Da la impresión de que, en España, ni con un plan preparado para este cometido, podrían hacerlo peor. La lengua catalana, a pesar de su oficialidad, es escandalosamente minoritaria en la administración de justicia, ausente de las instituciones pretendidamente «comunes» del Estado y de la UE, perseguida por utilizarla ante la Guardia Civil con pena de prisión por haberlo hecho, en Valencia, arrinconada en las aulas en Baleares, cambiado su nombre en Aragón y, permanentemente, siempre con el alma en vilo, sufriendo por ver cuál será la próxima agresión. Asimismo, estrangulados con un déficit fiscal insoportable y unas inversiones estatales ínfimas en infraestructuras o pendientes de realizar, mientras en España reina la alegría administrativa, la calidad de vida de la gente ya se resiente directamente, de forma muy negativa. España no nos sirve como Estado, ni para asegurarnos un estatus de bienestar básico, ni para garantizarnos la expresión nacional de la cultura. España, pues, no nos sirve. Y no cambiará con nosotros, porque lo lleva en su ADN constitutivo como Estado: la alergia absoluta a la diversidad interna, expresada sobre todo en forma de catalonofobia.

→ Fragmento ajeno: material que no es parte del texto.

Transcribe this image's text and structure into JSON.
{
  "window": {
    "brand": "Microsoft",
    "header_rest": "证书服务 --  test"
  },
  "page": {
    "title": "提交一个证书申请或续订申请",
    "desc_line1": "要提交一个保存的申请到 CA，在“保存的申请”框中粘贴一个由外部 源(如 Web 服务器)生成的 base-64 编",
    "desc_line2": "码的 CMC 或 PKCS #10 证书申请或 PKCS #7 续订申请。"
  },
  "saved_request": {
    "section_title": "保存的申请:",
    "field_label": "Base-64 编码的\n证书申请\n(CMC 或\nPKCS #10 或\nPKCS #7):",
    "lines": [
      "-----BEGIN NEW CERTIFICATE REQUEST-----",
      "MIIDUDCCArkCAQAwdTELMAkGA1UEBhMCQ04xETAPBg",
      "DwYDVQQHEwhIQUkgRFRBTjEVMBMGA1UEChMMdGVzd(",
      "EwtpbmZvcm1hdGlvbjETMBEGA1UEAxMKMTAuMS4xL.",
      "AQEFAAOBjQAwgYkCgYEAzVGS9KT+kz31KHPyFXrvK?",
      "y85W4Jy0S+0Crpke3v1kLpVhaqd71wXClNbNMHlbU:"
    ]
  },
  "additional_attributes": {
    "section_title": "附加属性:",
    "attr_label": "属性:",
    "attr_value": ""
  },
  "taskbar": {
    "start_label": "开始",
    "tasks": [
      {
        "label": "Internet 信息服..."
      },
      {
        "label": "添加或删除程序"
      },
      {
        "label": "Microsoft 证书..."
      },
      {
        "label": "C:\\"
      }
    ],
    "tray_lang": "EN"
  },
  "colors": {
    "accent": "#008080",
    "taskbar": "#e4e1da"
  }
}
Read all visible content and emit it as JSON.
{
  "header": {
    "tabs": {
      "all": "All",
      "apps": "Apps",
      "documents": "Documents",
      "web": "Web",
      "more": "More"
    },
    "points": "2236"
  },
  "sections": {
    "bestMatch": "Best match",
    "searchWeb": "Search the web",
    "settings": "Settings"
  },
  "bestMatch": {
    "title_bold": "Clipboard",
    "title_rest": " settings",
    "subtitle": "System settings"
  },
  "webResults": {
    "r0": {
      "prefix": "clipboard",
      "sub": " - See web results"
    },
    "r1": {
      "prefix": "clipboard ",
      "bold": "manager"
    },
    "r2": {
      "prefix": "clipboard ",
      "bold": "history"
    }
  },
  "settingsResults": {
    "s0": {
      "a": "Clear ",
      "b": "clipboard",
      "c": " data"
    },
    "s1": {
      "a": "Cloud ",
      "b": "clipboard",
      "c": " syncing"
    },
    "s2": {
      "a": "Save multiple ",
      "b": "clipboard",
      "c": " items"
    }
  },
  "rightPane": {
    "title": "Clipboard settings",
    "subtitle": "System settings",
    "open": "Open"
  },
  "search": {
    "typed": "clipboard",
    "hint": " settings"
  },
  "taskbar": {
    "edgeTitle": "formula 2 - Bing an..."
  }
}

Pero, sin Cataluña, España seguirá teniendo un problema, y grande. Si quiere continuar reteniendo territorio y que nadie más le toque la moral, deberá hacer cambios en profundidad, de lo contrario, con los hábitos de siempre, al final no querrán formar parte de ella ni en Quintanilla de Onésimo (Redondo, para más detalles). España conoce hoy uno de los momentos peores de su historia. Tiene una imagen internacional pésima, con una casa real devaluada por problemas económicofaldilleros, un gobierno desprestigiado con un partido con sus dirigentes sospechosos de corrupción, unos líderes políticos monolingües, un sistema judicial retrógrado y con ínfima cultura democrática, un sistema bancario conectado con las élites políticas, una cultura del fraude, de la mano en la caja y de «viva la virgen» y unas clases populares y medias sobre las que recae todo el peso de una manera de hacer pija, predemocrática y aprovechada. Si España quiere continuar existiendo de una forma u otra en el futuro, tendrá que hacer un cambio histórico y tratar de modo muy diferente la pluralidad nacional y lingüística que aún le quede, sin hegemonías castellanomadrileñas, ni imposiciones lingüísticas, y, sobre todo, deberá elevar a los españoles a la categoría de ciudadanos de pleno derecho. Sólo así, en el futuro, puede tener alguna posibilidad de enderezar su situación y adquirir un cierto grado de autoestima. En otro caso, el último que apague la luz.